How Did I Get Here?

“Where does this highway lead to?” (David Byrne)

Fifteen minutes ago you were at a high school football game. You blinked and found yourself with a mortgage, a diaper genie, and an Udder-Buddy for cream. You blinked and 20, 30, or 40 years went by.

Yes, life goes by fast. And, as we get older, it seems like time speeds up. So, is it true? Does life really speed up as we age? Unfortunately, the answer is yes (and no).

Of course, the clock and calendar don’t really speed up. But, our perspective of time can make it feel faster. When we follow consistent patterns day after day, our brains essentially go on autopilot. These periods leave fewer distinct memory traces, making large chunks of time feel like they’ve “disappeared” in retrospect.

Plus, we tend to remember events from high school and college more vividly than later stages. As we age, more of life falls outside of this prominently remembered time-period.

The irony about these moments of temporal disorientation is that life is never truly constant.
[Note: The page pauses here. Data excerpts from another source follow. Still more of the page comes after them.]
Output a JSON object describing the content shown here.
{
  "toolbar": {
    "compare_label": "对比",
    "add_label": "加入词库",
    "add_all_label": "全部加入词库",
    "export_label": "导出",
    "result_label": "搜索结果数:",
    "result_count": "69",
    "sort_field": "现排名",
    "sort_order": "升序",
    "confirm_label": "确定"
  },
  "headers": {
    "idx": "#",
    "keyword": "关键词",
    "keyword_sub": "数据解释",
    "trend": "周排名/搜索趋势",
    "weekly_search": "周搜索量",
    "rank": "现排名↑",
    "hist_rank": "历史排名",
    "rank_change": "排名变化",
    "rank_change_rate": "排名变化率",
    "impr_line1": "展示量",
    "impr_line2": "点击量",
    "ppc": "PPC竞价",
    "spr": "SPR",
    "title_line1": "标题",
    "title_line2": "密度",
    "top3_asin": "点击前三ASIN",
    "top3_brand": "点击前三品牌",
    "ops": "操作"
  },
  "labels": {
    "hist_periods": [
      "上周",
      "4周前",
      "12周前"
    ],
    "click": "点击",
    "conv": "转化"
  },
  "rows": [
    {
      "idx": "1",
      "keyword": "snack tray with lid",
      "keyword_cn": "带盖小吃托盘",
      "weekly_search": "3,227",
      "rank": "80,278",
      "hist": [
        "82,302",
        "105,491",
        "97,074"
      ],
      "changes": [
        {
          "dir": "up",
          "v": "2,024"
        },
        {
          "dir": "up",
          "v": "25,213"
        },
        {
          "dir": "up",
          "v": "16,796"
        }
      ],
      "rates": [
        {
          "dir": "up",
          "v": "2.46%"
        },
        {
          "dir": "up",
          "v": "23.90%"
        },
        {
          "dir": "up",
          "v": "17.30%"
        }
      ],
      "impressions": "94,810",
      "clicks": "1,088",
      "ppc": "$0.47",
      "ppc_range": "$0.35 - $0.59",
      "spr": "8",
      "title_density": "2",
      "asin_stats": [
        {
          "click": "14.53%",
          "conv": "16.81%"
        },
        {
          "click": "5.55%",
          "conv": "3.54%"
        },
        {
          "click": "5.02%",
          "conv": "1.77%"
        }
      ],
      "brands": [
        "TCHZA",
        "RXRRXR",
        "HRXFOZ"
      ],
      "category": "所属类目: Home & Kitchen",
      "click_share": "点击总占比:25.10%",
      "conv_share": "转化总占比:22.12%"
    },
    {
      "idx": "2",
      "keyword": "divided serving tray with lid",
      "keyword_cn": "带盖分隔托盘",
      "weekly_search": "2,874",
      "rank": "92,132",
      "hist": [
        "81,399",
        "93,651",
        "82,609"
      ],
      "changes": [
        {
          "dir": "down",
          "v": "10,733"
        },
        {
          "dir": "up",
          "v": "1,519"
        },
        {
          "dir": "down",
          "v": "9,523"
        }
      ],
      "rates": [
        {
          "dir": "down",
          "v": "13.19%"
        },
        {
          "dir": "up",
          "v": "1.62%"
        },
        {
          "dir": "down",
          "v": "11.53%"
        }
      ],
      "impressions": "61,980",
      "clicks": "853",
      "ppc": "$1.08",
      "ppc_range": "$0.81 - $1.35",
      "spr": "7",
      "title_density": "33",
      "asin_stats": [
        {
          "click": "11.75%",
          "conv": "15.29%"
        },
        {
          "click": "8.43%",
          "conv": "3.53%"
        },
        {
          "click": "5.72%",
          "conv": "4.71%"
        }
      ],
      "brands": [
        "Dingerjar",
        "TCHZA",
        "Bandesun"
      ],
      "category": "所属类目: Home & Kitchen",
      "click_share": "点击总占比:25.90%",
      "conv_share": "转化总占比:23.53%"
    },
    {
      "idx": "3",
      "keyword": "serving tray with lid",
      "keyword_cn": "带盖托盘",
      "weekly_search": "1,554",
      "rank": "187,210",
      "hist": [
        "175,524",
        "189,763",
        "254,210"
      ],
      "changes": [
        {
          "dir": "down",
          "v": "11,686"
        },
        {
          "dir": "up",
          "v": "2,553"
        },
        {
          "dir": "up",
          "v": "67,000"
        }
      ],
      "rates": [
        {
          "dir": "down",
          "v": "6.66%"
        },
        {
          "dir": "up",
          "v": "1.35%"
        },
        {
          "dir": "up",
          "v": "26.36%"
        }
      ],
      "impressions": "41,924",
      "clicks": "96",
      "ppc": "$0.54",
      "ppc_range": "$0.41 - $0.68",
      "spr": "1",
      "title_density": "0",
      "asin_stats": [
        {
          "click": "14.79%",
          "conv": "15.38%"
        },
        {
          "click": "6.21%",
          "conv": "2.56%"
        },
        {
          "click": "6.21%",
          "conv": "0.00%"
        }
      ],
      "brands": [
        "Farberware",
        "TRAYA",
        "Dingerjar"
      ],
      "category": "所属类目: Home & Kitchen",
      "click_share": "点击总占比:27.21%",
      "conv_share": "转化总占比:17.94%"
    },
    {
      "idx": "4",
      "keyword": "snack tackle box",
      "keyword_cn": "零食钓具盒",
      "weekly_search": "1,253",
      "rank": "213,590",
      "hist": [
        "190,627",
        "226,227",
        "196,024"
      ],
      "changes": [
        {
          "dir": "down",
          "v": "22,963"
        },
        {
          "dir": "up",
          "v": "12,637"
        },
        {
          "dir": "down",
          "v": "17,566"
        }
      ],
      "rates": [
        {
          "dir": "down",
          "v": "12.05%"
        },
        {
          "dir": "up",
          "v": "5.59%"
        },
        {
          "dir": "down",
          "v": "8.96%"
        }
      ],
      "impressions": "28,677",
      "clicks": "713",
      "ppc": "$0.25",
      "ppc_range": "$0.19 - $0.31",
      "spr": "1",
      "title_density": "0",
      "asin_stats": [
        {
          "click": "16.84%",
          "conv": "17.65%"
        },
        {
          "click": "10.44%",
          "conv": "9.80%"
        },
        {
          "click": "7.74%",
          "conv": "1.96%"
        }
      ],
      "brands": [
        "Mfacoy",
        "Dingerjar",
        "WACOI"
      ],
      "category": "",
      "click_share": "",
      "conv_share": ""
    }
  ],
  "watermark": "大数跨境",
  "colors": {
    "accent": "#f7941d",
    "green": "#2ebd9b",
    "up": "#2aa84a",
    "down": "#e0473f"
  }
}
We don’t remain in the same place, doing the same thing, for very long.

“My yesterdays walk with me. They keep step, they are gray faces that peer over my shoulder.”—William Golding

And yet, here’s the paradox: even though life constantly shifts, it often feels like nothing changes. We don’t notice the transformation until we’re miles down the road.

The problem isn’t that life moves too fast—it’s that we rarely feel it moving until it’s already past us.
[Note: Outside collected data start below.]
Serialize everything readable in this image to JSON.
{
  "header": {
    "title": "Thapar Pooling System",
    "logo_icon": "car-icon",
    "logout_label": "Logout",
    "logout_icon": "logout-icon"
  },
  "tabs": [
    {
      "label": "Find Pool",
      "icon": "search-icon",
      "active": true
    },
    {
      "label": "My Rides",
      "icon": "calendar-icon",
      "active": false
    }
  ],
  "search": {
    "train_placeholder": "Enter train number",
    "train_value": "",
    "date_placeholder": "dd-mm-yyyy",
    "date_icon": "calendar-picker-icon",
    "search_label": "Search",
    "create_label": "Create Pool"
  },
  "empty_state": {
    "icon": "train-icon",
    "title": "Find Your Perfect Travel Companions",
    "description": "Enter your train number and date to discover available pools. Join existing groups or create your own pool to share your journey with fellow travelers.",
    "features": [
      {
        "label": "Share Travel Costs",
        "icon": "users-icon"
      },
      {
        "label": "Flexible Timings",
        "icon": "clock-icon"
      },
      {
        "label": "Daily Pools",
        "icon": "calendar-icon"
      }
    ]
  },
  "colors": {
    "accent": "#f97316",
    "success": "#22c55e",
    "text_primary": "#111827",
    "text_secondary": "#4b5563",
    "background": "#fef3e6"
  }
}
Perhaps the deeper irony is that, for many of us, the life we have today is precisely the life we envisioned yesterday. As humans—and particularly as Americans—we’re always striving toward something just beyond our reach. The horizon keeps moving, and we rarely feel we’ve arrived at that elusive state of contentment.

“The grass is always greener over the septic tank.”

—Erma Bombeck

However, life doesn’t happen in a big bang. It happens slowly, over time. You don’t just become a parent overnight. It’s a slow build-up of dating, marriage, planning, and waiting. “Becoming” always happens in hindsight.
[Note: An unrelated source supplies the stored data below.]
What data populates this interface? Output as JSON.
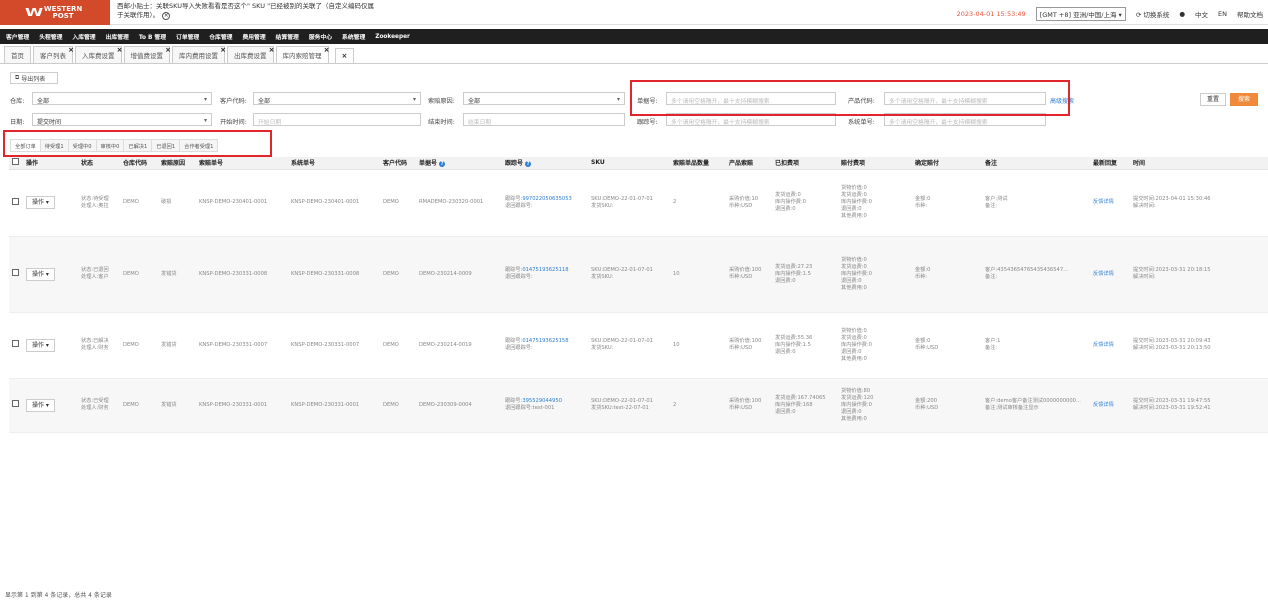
{
  "header": {
    "logo_top": "WESTERN",
    "logo_bottom": "POST",
    "tip": "西邮小贴士：关联SKU导入失败看看是否这个\" SKU \"已经被别的关联了（自定义编码仅属于关联作用）。",
    "datetime": "2023-04-01 15:53:49",
    "timezone": "[GMT +8] 亚洲/中国/上海",
    "switch_system": "切换系统",
    "lang_zh": "中文",
    "lang_en": "EN",
    "help_doc": "帮助文档"
  },
  "nav": [
    "客户管理",
    "头程管理",
    "入库管理",
    "出库管理",
    "To B 管理",
    "订单管理",
    "仓库管理",
    "费用管理",
    "结算管理",
    "服务中心",
    "系统管理",
    "Zookeeper"
  ],
  "tabs": [
    {
      "label": "首页"
    },
    {
      "label": "客户列表"
    },
    {
      "label": "入库费设置"
    },
    {
      "label": "增值费设置"
    },
    {
      "label": "库内费用设置"
    },
    {
      "label": "出库费设置"
    },
    {
      "label": "库内索赔管理"
    }
  ],
  "toolbar": {
    "export": "导出列表"
  },
  "filters": {
    "warehouse_label": "仓库:",
    "warehouse_value": "全部",
    "customer_label": "客户代码:",
    "customer_value": "全部",
    "reason_label": "索赔原因:",
    "reason_value": "全部",
    "order_label": "单据号:",
    "order_ph": "多个请用空格隔开，最十支持模糊搜索",
    "product_label": "产品代码:",
    "product_ph": "多个请用空格隔开，最十支持模糊搜索",
    "advanced": "高级搜索",
    "reset": "重置",
    "search": "搜索",
    "date_label": "日期:",
    "date_value": "提交时间",
    "start_label": "开始时间:",
    "start_ph": "开始日期",
    "end_label": "结束时间:",
    "end_ph": "结束日期",
    "tracking_label": "跟踪号:",
    "tracking_ph": "多个请用空格隔开，最十支持模糊搜索",
    "system_label": "系统单号:",
    "system_ph": "多个请用空格隔开，最十支持模糊搜索"
  },
  "status_tabs": [
    "全部订单",
    "待受理1",
    "受理中0",
    "审核中0",
    "已解决1",
    "已退回1",
    "合作者受理1"
  ],
  "columns": [
    "操作",
    "状态",
    "仓库代码",
    "索赔原因",
    "索赔单号",
    "系统单号",
    "客户代码",
    "单据号",
    "跟踪号",
    "SKU",
    "索赔单品数量",
    "产品索赔",
    "已扣费项",
    "赔付费项",
    "确定赔付",
    "备注",
    "最新回复",
    "时间"
  ],
  "rows": [
    {
      "op": "操作",
      "status": [
        "状态:待受理",
        "处理人:奥拉"
      ],
      "warehouse": "DEMO",
      "reason": "破损",
      "claim_no": "KNSP-DEMO-230401-0001",
      "system_no": "KNSP-DEMO-230401-0001",
      "customer": "DEMO",
      "order_no": "RMADEMO-230320-0001",
      "track_label": "跟踪号:",
      "track_no": "997022050635053",
      "return_track": "退回跟踪号:",
      "sku": [
        "SKU:DEMO-22-01-07-01",
        "发货SKU:"
      ],
      "qty": "2",
      "product_claim": [
        "采购价值:10",
        "币种:USD"
      ],
      "deducted": [
        "发货运费:0",
        "库内操作费:0",
        "退回费:0"
      ],
      "compensation": [
        "货物价值:0",
        "发货运费:0",
        "库内操作费:0",
        "退回费:0",
        "其他费用:0"
      ],
      "confirmed": [
        "金额:0",
        "币种:"
      ],
      "remark": [
        "客户:测试",
        "备注:"
      ],
      "reply": "反馈详情",
      "time": [
        "提交时间:2023-04-01 15:30:46",
        "解决时间:"
      ]
    },
    {
      "op": "操作",
      "status": [
        "状态:已退回",
        "处理人:客户"
      ],
      "warehouse": "DEMO",
      "reason": "发错货",
      "claim_no": "KNSP-DEMO-230331-0008",
      "system_no": "KNSP-DEMO-230331-0008",
      "customer": "DEMO",
      "order_no": "DEMO-230214-0009",
      "track_label": "跟踪号:",
      "track_no": "01475193625118",
      "return_track": "退回跟踪号:",
      "sku": [
        "SKU:DEMO-22-01-07-01",
        "发货SKU:"
      ],
      "qty": "10",
      "product_claim": [
        "采购价值:100",
        "币种:USD"
      ],
      "deducted": [
        "发货运费:27.23",
        "库内操作费:1.5",
        "退回费:0"
      ],
      "compensation": [
        "货物价值:0",
        "发货运费:0",
        "库内操作费:0",
        "退回费:0",
        "其他费用:0"
      ],
      "confirmed": [
        "金额:0",
        "币种:"
      ],
      "remark": [
        "客户:43543654765435436547...",
        "备注:"
      ],
      "reply": "反馈详情",
      "time": [
        "提交时间:2023-03-31 20:18:15",
        "解决时间:"
      ]
    },
    {
      "op": "操作",
      "status": [
        "状态:已解决",
        "处理人:财务"
      ],
      "warehouse": "DEMO",
      "reason": "发错货",
      "claim_no": "KNSP-DEMO-230331-0007",
      "system_no": "KNSP-DEMO-230331-0007",
      "customer": "DEMO",
      "order_no": "DEMO-230214-0019",
      "track_label": "跟踪号:",
      "track_no": "01475193625158",
      "return_track": "退回跟踪号:",
      "sku": [
        "SKU:DEMO-22-01-07-01",
        "发货SKU:"
      ],
      "qty": "10",
      "product_claim": [
        "采购价值:100",
        "币种:USD"
      ],
      "deducted": [
        "发货运费:55.36",
        "库内操作费:1.5",
        "退回费:0"
      ],
      "compensation": [
        "货物价值:0",
        "发货运费:0",
        "库内操作费:0",
        "退回费:0",
        "其他费用:0"
      ],
      "confirmed": [
        "金额:0",
        "币种:USD"
      ],
      "remark": [
        "客户:1",
        "备注:"
      ],
      "reply": "反馈详情",
      "time": [
        "提交时间:2023-03-31 20:09:43",
        "解决时间:2023-03-31 20:13:50"
      ]
    },
    {
      "op": "操作",
      "status": [
        "状态:已受理",
        "处理人:财务"
      ],
      "warehouse": "DEMO",
      "reason": "发错货",
      "claim_no": "KNSP-DEMO-230331-0001",
      "system_no": "KNSP-DEMO-230331-0001",
      "customer": "DEMO",
      "order_no": "DEMO-230309-0004",
      "track_label": "跟踪号:",
      "track_no": "395529044950",
      "return_track": "退回跟踪号:test-001",
      "sku": [
        "SKU:DEMO-22-01-07-01",
        "发货SKU:test-22-07-01"
      ],
      "qty": "2",
      "product_claim": [
        "采购价值:100",
        "币种:USD"
      ],
      "deducted": [
        "发货运费:167.74065",
        "库内操作费:168",
        "退回费:0"
      ],
      "compensation": [
        "货物价值:80",
        "发货运费:120",
        "库内操作费:0",
        "退回费:0",
        "其他费用:0"
      ],
      "confirmed": [
        "金额:200",
        "币种:USD"
      ],
      "remark": [
        "客户:demo客户备注测试0000000000...",
        "备注:测试审核备注显示"
      ],
      "reply": "反馈详情",
      "time": [
        "提交时间:2023-03-31 19:47:55",
        "解决时间:2023-03-31 19:52:41"
      ]
    }
  ],
  "footer": "显示第 1 到第 4 条记录，总共 4 条记录"
}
I remember taking this picture. She’s now 24 years old.

Life is a gradual process that makes it difficult to truly appreciate where you are once you arrive. Even those surprise babies take nine months to cook.

When we were younger, the school day never seemed to end. The weekend was always light years away. Special events crawled toward us at a snail’s pace. At times, it seemed almost cruel.

The slowest time of my life was the six months before I got my driver’s license. But, I’ve been driving for 40 years now, and that time span moved by in an instant.

This phenomenon has a scientific explanation. Psychologists call it the “proportional theory of time perception.” When you’re ten years old, a year represents 10% of your entire life experience—it feels substantial and weighty. But when you’re fifty, that same calendar year accounts for just 2% of your lived experience. The relative significance diminishes, and thus, time seems to accelerate.

That’s why childhood summers stretched endlessly. Each day was an adventure unfolding at its own leisurely pace. Now, entire seasons blur together in what feels like mere weeks. Tax day comes around again just as you’ve finished filing last year’s return. Wasn’t it just Christmas? How is it already Easter again?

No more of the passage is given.